There are so many claims about supplements and pre-workouts. It becomes difficult to differentiate between real science and bro science, the science of good marketing and sales tactics.

There are some simple and easy things you can do to improve performance.

  1. Consume a balanced meal containing about 30g of carbs 1-2 hours before training.
  2. Stay hydrated! Dehydration during a workout can sap performance by 5-7% on average
  3. Add in a bit of coffee or tea for a caffeine kick.
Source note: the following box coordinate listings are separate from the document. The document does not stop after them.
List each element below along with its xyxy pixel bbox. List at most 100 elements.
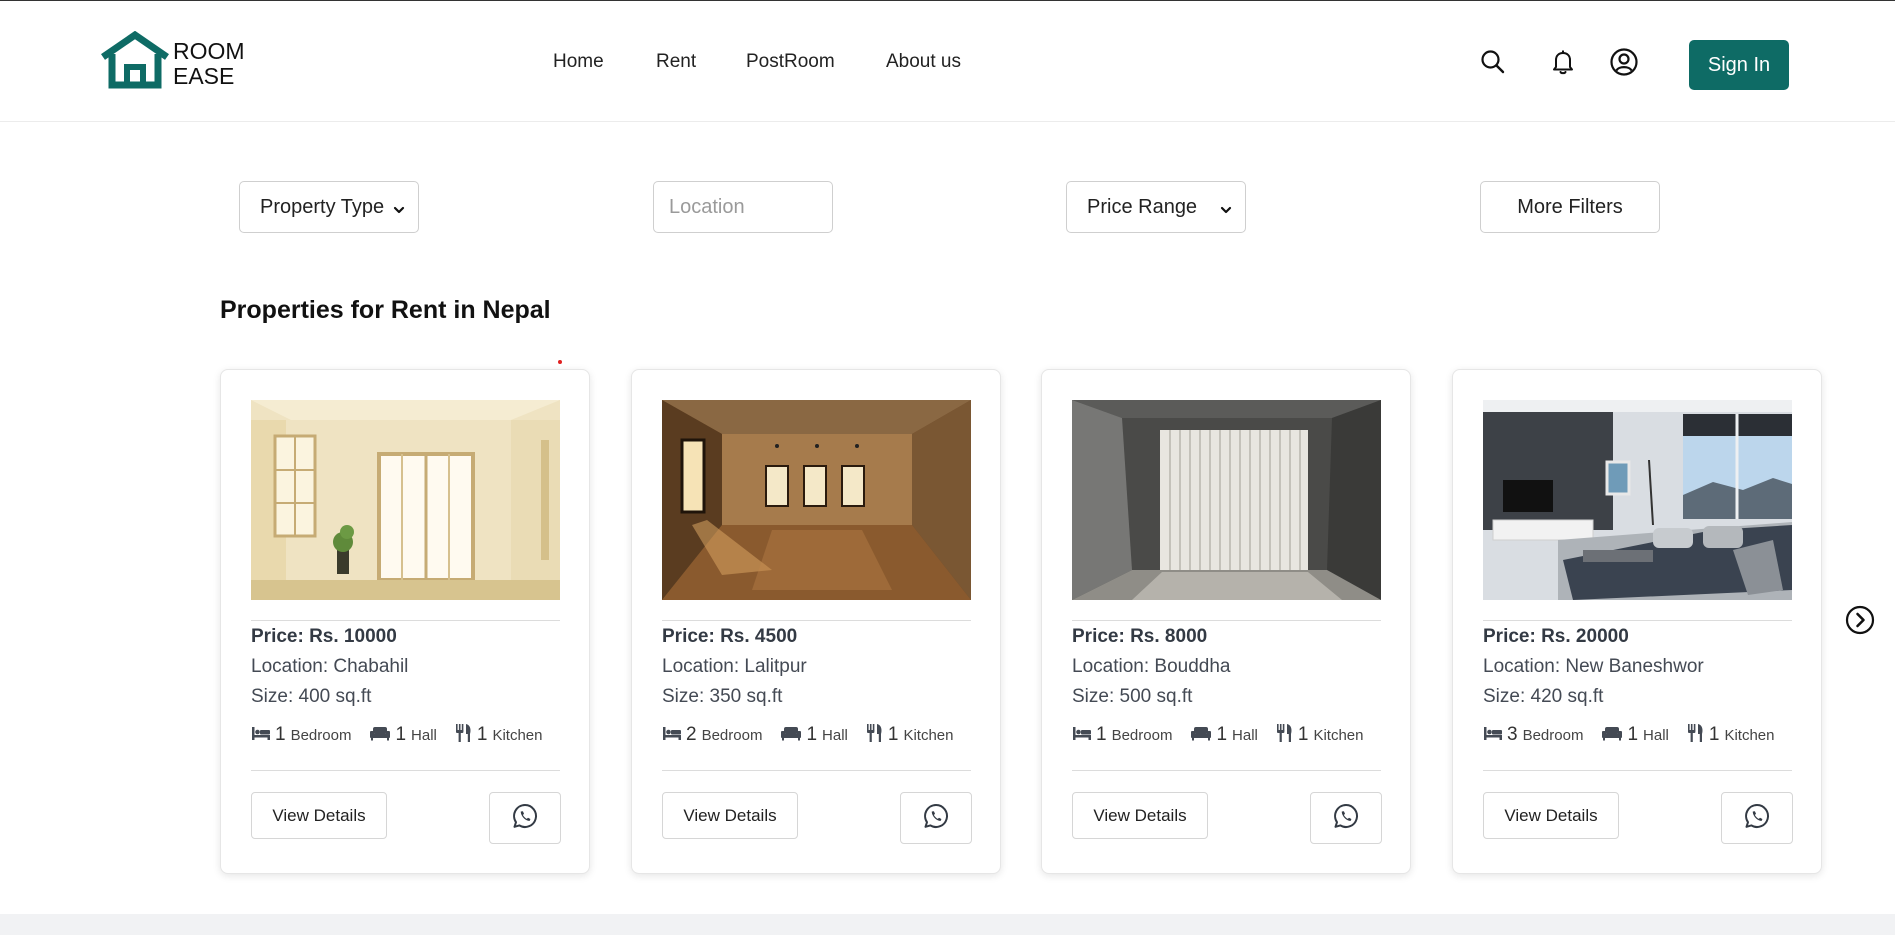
divider bbox=[1483, 770, 1792, 771]
price-range-value: Price Range bbox=[1087, 195, 1198, 218]
bed-icon bbox=[662, 725, 682, 745]
property-type-select[interactable]: Property Type bbox=[239, 181, 419, 233]
whatsapp-button[interactable] bbox=[489, 792, 561, 844]
brand-name-line2: EASE bbox=[173, 63, 235, 89]
view-details-button[interactable]: View Details bbox=[251, 792, 387, 839]
nav-item-rent[interactable]: Rent bbox=[656, 51, 696, 73]
amenity-kitchen: 1 Kitchen bbox=[1687, 723, 1775, 747]
utensils-icon bbox=[1276, 723, 1294, 747]
amenity-hall: 1 Hall bbox=[780, 724, 848, 746]
amenity-hall: 1 Hall bbox=[369, 724, 437, 746]
section-title: Properties for Rent in Nepal bbox=[220, 296, 551, 324]
location-input[interactable] bbox=[653, 181, 833, 233]
nav-item-about-us[interactable]: About us bbox=[886, 51, 961, 73]
brand-logo[interactable]: ROOM EASE bbox=[99, 31, 249, 91]
user-circle-icon[interactable] bbox=[1609, 47, 1639, 77]
bedroom-count: 2 bbox=[686, 724, 697, 745]
property-card: Price: Rs. 4500 Location: Lalitpur Size:… bbox=[631, 369, 1001, 874]
nav-item-postroom[interactable]: PostRoom bbox=[746, 51, 835, 73]
property-amenities: 2 Bedroom 1 Hall 1 Kitchen bbox=[662, 723, 972, 747]
site-header: ROOM EASE Home Rent PostRoom About us Si… bbox=[0, 1, 1895, 122]
divider bbox=[1072, 620, 1381, 621]
property-photo[interactable] bbox=[1072, 400, 1381, 600]
utensils-icon bbox=[455, 723, 473, 747]
chevron-down-icon bbox=[392, 200, 406, 223]
nav-item-home[interactable]: Home bbox=[553, 51, 604, 73]
footer-band bbox=[0, 914, 1895, 935]
whatsapp-icon bbox=[922, 802, 950, 835]
bed-icon bbox=[1072, 725, 1092, 745]
divider bbox=[662, 770, 971, 771]
property-card: Price: Rs. 20000 Location: New Baneshwor… bbox=[1452, 369, 1822, 874]
whatsapp-button[interactable] bbox=[900, 792, 972, 844]
property-size: Size: 500 sq.ft bbox=[1072, 686, 1193, 707]
whatsapp-icon bbox=[1332, 802, 1360, 835]
kitchen-label: Kitchen bbox=[903, 726, 954, 744]
amenity-bedroom: 1 Bedroom bbox=[251, 724, 351, 746]
couch-icon bbox=[780, 725, 802, 745]
view-details-button[interactable]: View Details bbox=[662, 792, 798, 839]
property-price: Price: Rs. 4500 bbox=[662, 626, 798, 647]
bed-icon bbox=[251, 725, 271, 745]
property-price: Price: Rs. 20000 bbox=[1483, 626, 1629, 647]
red-dot bbox=[558, 360, 562, 364]
bedroom-label: Bedroom bbox=[290, 726, 352, 744]
house-logo-icon bbox=[101, 31, 169, 89]
kitchen-count: 1 bbox=[1708, 724, 1720, 745]
kitchen-label: Kitchen bbox=[1313, 726, 1364, 744]
property-price: Price: Rs. 8000 bbox=[1072, 626, 1208, 647]
property-photo[interactable] bbox=[662, 400, 971, 600]
hall-count: 1 bbox=[1627, 724, 1639, 745]
amenity-kitchen: 1 Kitchen bbox=[866, 723, 954, 747]
hall-count: 1 bbox=[395, 724, 407, 745]
hall-label: Hall bbox=[822, 726, 848, 744]
property-amenities: 1 Bedroom 1 Hall 1 Kitchen bbox=[251, 723, 561, 747]
property-price: Price: Rs. 10000 bbox=[251, 626, 397, 647]
property-photo[interactable] bbox=[251, 400, 560, 600]
divider bbox=[662, 620, 971, 621]
property-location: Location: Lalitpur bbox=[662, 656, 807, 677]
chevron-down-icon bbox=[1219, 200, 1233, 223]
kitchen-count: 1 bbox=[887, 724, 899, 745]
utensils-icon bbox=[866, 723, 884, 747]
price-range-select[interactable]: Price Range bbox=[1066, 181, 1246, 233]
bedroom-label: Bedroom bbox=[701, 726, 763, 744]
brand-name: ROOM EASE bbox=[173, 39, 245, 89]
bedroom-label: Bedroom bbox=[1111, 726, 1173, 744]
bedroom-count: 1 bbox=[275, 724, 286, 745]
bedroom-count: 3 bbox=[1507, 724, 1518, 745]
divider bbox=[1072, 770, 1381, 771]
bell-icon[interactable] bbox=[1548, 47, 1578, 77]
view-details-button[interactable]: View Details bbox=[1483, 792, 1619, 839]
property-size: Size: 420 sq.ft bbox=[1483, 686, 1604, 707]
carousel-next-icon[interactable] bbox=[1845, 605, 1875, 635]
property-photo[interactable] bbox=[1483, 400, 1792, 600]
kitchen-label: Kitchen bbox=[492, 726, 543, 744]
whatsapp-button[interactable] bbox=[1310, 792, 1382, 844]
sign-in-button[interactable]: Sign In bbox=[1689, 40, 1789, 90]
divider bbox=[251, 620, 560, 621]
property-size: Size: 350 sq.ft bbox=[662, 686, 783, 707]
amenity-kitchen: 1 Kitchen bbox=[1276, 723, 1364, 747]
amenity-bedroom: 3 Bedroom bbox=[1483, 724, 1583, 746]
amenity-hall: 1 Hall bbox=[1190, 724, 1258, 746]
search-icon[interactable] bbox=[1478, 47, 1508, 77]
divider bbox=[1483, 620, 1792, 621]
view-details-button[interactable]: View Details bbox=[1072, 792, 1208, 839]
property-location: Location: Bouddha bbox=[1072, 656, 1231, 677]
couch-icon bbox=[369, 725, 391, 745]
amenity-bedroom: 1 Bedroom bbox=[1072, 724, 1172, 746]
kitchen-label: Kitchen bbox=[1724, 726, 1775, 744]
utensils-icon bbox=[1687, 723, 1705, 747]
kitchen-count: 1 bbox=[1297, 724, 1309, 745]
more-filters-button[interactable]: More Filters bbox=[1480, 181, 1660, 233]
amenity-kitchen: 1 Kitchen bbox=[455, 723, 543, 747]
property-card: Price: Rs. 8000 Location: Bouddha Size: … bbox=[1041, 369, 1411, 874]
whatsapp-button[interactable] bbox=[1721, 792, 1793, 844]
property-amenities: 1 Bedroom 1 Hall 1 Kitchen bbox=[1072, 723, 1382, 747]
bedroom-label: Bedroom bbox=[1522, 726, 1584, 744]
whatsapp-icon bbox=[1743, 802, 1771, 835]
property-location: Location: New Baneshwor bbox=[1483, 656, 1704, 677]
couch-icon bbox=[1601, 725, 1623, 745]
hall-count: 1 bbox=[1216, 724, 1228, 745]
If you’re doing those, and want a little extra added benefit, here are our top 3 supplements.

Caffeine.

Caffeine is technically a stimulant, but if you keep it to a sane amount, you shouldn’t worry. Caffeine is mainly beneficial when used as a pre-workout for resistance training. It helps reduce perceived exertion/effort and increases your tolerance to fatigue. Caffeine is also the main ingredient in most pre-workout supplements that you see at the store. Start with anywhere around 70 to 100mg before your workout. In studies, the perfect dosage is about 1.35 milligrams per pound of body weight for optimal improvement.

Creatine.

Creatine probably has the most studies surrounding as an individual supplement component. It has been shown to be safe for long term usage and may also have cognitive benefits. Creatine Monohydrate is also a good and safe choice. The benefits of creatine are numerous and have been shown to increase lean body mass, improve strength and performance. It also helps to delay fatigue when training and improve muscular recovery. The marketing folks will peddle all sorts of versions, but stick with creatine monohydrate. It comes as a tasteless powder you can mix with water, or as a pill. Timing doesn’t matter, just consistency. Take it everyday at a dosage of 3 to 5mg.

Citrulline Malate

This one is not as well researched but has a wide array of benefits nonetheless. There have been many studies on this supplement since the early 2000s, it just hasn’t been in circulation as long as caffeine and creatine. L-Citrulline is an amino acid that when metabolized by the body takes the form of L-Arginine. Before Citrulline became more popular Arginine was the standard, but there are clear differences between the two. Arginine is less bioavailable and once ingested it delivers a subpar benefit when compared to Citrulline.

Like Creatine, Citrulline delays fatigue when resistance training but unlike Creatine, Citrulline also reduce fatigue in aerobic exercise. It helps with recovery by decreasing soreness and showing improved lean body mass. The effective dosage of Citrulline is 6 to 8 grams timed right before training. Most supplements that carry Citrulline malate underdose it around 2 to 4 grams which can make a significant difference.

Honorable mentions:

  1. Bentaine anydrous for improvements in power output and performance at a dosage of 2.5g pre-workout
  2. Rhodiola rosea extract for its low dosage decrease in fatigue, perceived exertion and muscle damage. Side benefits to cognitive function and possibly antidepressant properties. Dosage when standardized at 5% rosavins: about 200mg.
  3. Alpha GPC for its improvements in power output while also containing some cognitive function benefits. Dosage: 300mg.